В романе Вронский помимо его отношения с героиней еще живет и собственной жизнью. Это самостоятельный, интересный образ, и его отношения с Анной — далеко не единственное и существенное, что есть в этом характере. Вронского трудно представить без его взаимоотношений с друзьями по службе, с матерью, с братом, без его поездки на Балканы. Все это почти не входит во взаимоотношения с Анной и, стало быть, выпадает из сценариев фильмов. Поэтому образ Вронского оказывается в фильмах, как правило, далеко не полным, урезанным, обедненным, без многогранной его внутренней жизни.
Он оказывается чаще всего наиболее обедненной фигурой в экранизации, чем другие действующие лица романа.
Так произошло и со сценарием В. Катаняна и А. Зархи, взятым в основу экранизации «Анны Карениной». Поэтому, когда я прочитал сценарий и увидел, что в нем сохранена в основном лишь одна линия — Анны, что получился урезанный вариант романа, я поначалу отказался от предложенной мне роли Вронского. Пробовались на эту роль другие актеры. Режиссера фильма не все, видимо, в них устраивало, и через какое-то время он вторично обратился ко мне с предложением сыграть Вронского, убеждая при этом в том, что издержки при экранизации любого произведения неизбежны; что здесь они не так уж значительны, что в работе что-то будет восполнено. И я согласился, о чем, впрочем, потом не пожалел, хотя и шел заведомо на компромисс. Даже в таком виде это все-таки прикосновение к Толстому, приобщение к миру его героев, его мыслей, к его слову.
Во Вронском я видел прежде всего прямого, смелого, в чем-то мужественного человека. Он выступает в роли защитника Анны перед «высшим светом», пытается игнорировать диктуемые им законы. Он любит Анну, но понять ее душу, глубину ее самопожертвования мой герой не в состоянии. У него не хватило сил выдержать этот духовный и нравственный экзамен до конца.
Работа над фильмом шла очень трудно, материал сопротивлялся экранизации, не вмещался в рамки сценария, не умещался в километры отснятой кинопленки. Должен сказать, что такое чувство большей или меньшей неудовлетворенности в работе над сценическим или экранным вариантом прозаического произведения бывает почти всегда. Всегда остается что-то от литературного материала, что не входит в спектакль или фильм. Здесь важно свести потери к минимуму и одновременно попытаться хоть в какой-то степени компенсировать их использованием наиболее сильных средств художественной выразительности того вида искусства, с помощью которого режиссер пытается заново прочитать литературное произведение.
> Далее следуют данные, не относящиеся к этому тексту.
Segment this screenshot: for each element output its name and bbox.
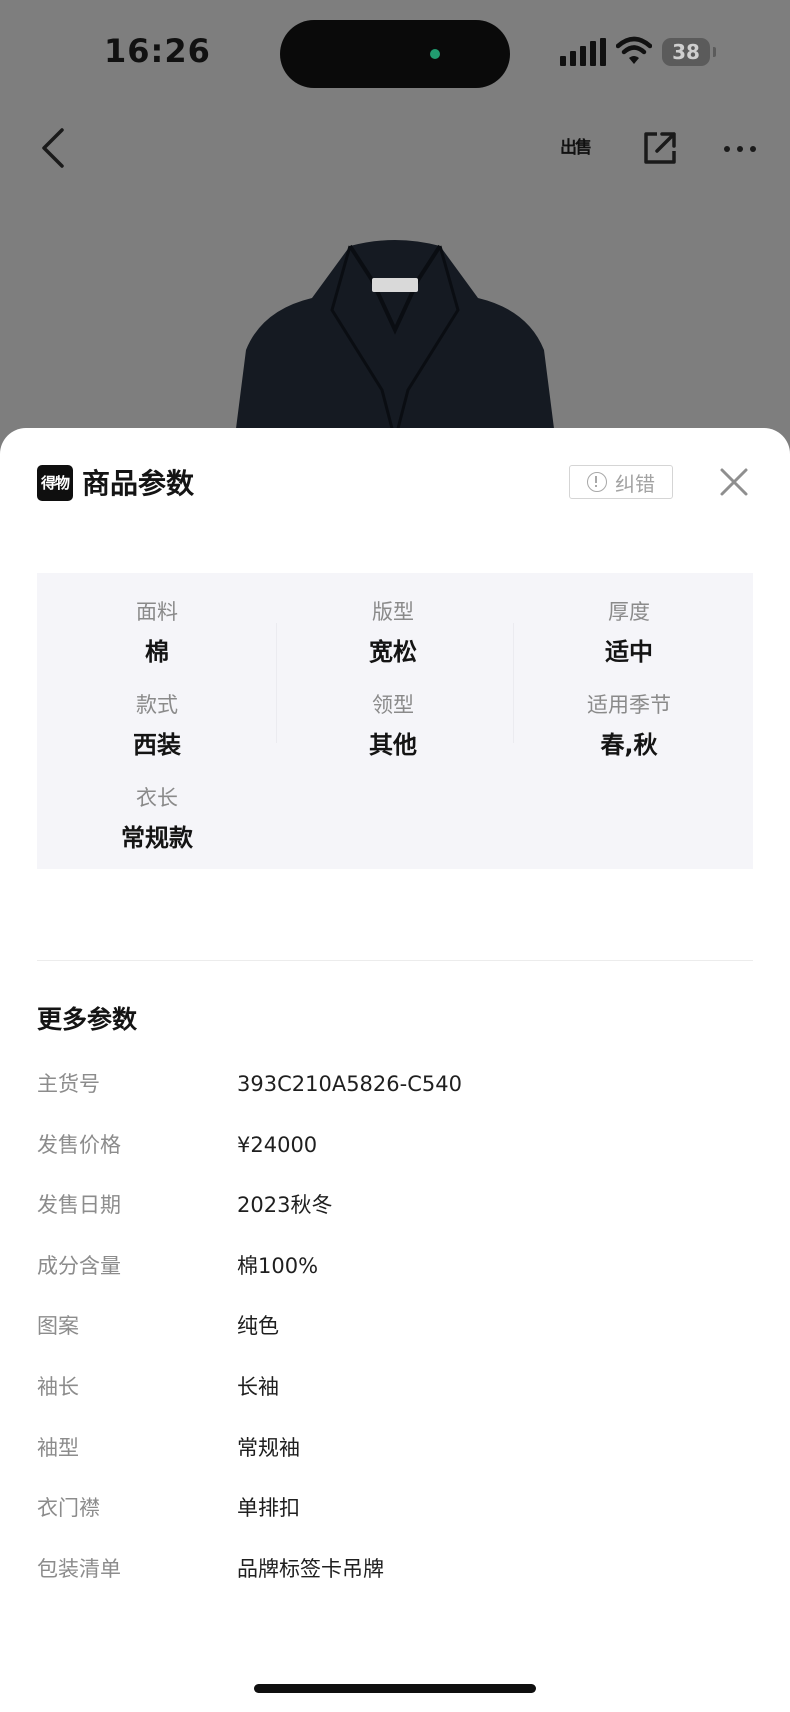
param-cell: 厚度 适中 [513, 598, 745, 668]
report-error-button[interactable]: 纠错 [569, 465, 673, 499]
more-params-title: 更多参数 [37, 1005, 138, 1034]
param-key: 图案 [37, 1314, 79, 1338]
report-error-label: 纠错 [615, 471, 655, 496]
param-value: ¥24000 [237, 1133, 318, 1157]
param-value: 单排扣 [237, 1496, 300, 1520]
product-page-background: 16:26 38 出售 [0, 0, 790, 460]
param-row: 主货号 393C210A5826-C540 [37, 1064, 753, 1104]
param-value: 棉100% [237, 1254, 319, 1278]
param-key: 主货号 [37, 1072, 100, 1096]
product-params-sheet: 得物 商品参数 纠错 面料 棉 版型 宽松 厚度 适中 款式 西装 领型 其他 [0, 428, 790, 1712]
sheet-title: 商品参数 [82, 467, 195, 500]
param-label: 适用季节 [587, 693, 671, 717]
param-value: 393C210A5826-C540 [237, 1072, 462, 1096]
param-row: 发售价格 ¥24000 [37, 1125, 753, 1165]
param-value: 常规袖 [237, 1436, 300, 1460]
param-value: 宽松 [369, 638, 417, 666]
param-label: 衣长 [136, 786, 178, 810]
param-value: 纯色 [237, 1314, 279, 1338]
param-label: 领型 [372, 693, 414, 717]
section-divider [37, 960, 753, 961]
param-value: 其他 [369, 731, 417, 759]
param-key: 包装清单 [37, 1557, 121, 1581]
param-label: 面料 [136, 600, 178, 624]
param-cell: 适用季节 春,秋 [513, 691, 745, 761]
status-time: 16:26 [104, 32, 211, 70]
param-value: 品牌标签卡吊牌 [237, 1557, 384, 1581]
param-row: 袖型 常规袖 [37, 1428, 753, 1468]
param-row: 图案 纯色 [37, 1306, 753, 1346]
param-cell: 衣长 常规款 [41, 784, 273, 854]
share-icon[interactable] [640, 128, 680, 168]
param-key: 袖型 [37, 1436, 79, 1460]
param-key: 成分含量 [37, 1254, 121, 1278]
sell-label: 出售 [560, 138, 592, 158]
info-icon [587, 472, 607, 492]
param-value: 春,秋 [600, 731, 658, 759]
param-row: 袖长 长袖 [37, 1367, 753, 1407]
back-icon[interactable] [38, 126, 68, 170]
close-icon[interactable] [716, 464, 752, 500]
param-key: 发售价格 [37, 1133, 121, 1157]
brand-logo: 得物 [37, 465, 73, 501]
param-cell: 面料 棉 [41, 598, 273, 668]
param-value: 棉 [145, 638, 169, 666]
wifi-icon [616, 36, 652, 64]
sell-button[interactable]: 出售 [560, 128, 600, 168]
param-key: 袖长 [37, 1375, 79, 1399]
param-key: 发售日期 [37, 1193, 121, 1217]
param-row: 发售日期 2023秋冬 [37, 1185, 753, 1225]
home-indicator[interactable] [254, 1684, 536, 1693]
param-row: 包装清单 品牌标签卡吊牌 [37, 1549, 753, 1589]
dynamic-island [280, 20, 510, 88]
camera-indicator-dot [430, 49, 440, 59]
param-value: 2023秋冬 [237, 1193, 333, 1217]
param-value: 西装 [133, 731, 181, 759]
more-icon[interactable] [722, 144, 758, 154]
param-value: 适中 [605, 638, 653, 666]
param-row: 成分含量 棉100% [37, 1246, 753, 1286]
product-image [232, 240, 558, 460]
battery-icon: 38 [662, 38, 716, 66]
key-params-grid: 面料 棉 版型 宽松 厚度 适中 款式 西装 领型 其他 适用季节 春,秋 衣长… [37, 573, 753, 869]
param-key: 衣门襟 [37, 1496, 100, 1520]
param-row: 衣门襟 单排扣 [37, 1488, 753, 1528]
param-cell: 版型 宽松 [277, 598, 509, 668]
param-label: 版型 [372, 600, 414, 624]
param-cell: 领型 其他 [277, 691, 509, 761]
param-cell: 款式 西装 [41, 691, 273, 761]
param-label: 厚度 [608, 600, 650, 624]
cellular-signal-icon [560, 38, 606, 66]
param-label: 款式 [136, 693, 178, 717]
param-value: 常规款 [121, 824, 193, 852]
param-value: 长袖 [237, 1375, 279, 1399]
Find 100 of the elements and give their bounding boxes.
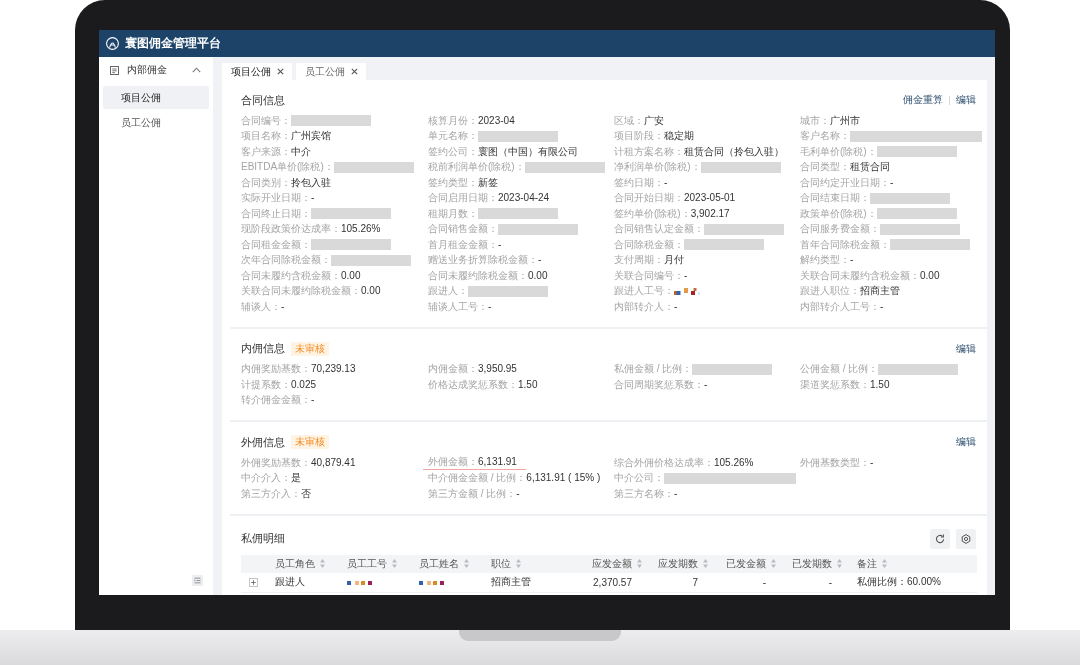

Но при всех издержках сценария или экранизации классической прозы есть все же и несомненные, на мой взгляд, положительные моменты освоения ее другими видами искусства. Каждое новое общение к ней, если, разумеется, это не «голливудский вариант», если есть стремление режиссера приблизиться к литературному оригиналу, — еще один и нередко новый взгляд, порою углубленный, взгляд современника на классическое произведение, открытие в нем чего-то такого, на что раньше не обращалось или меньше обращалось внимания, открытие в нем новых и новых, ранее не разработанных пластов.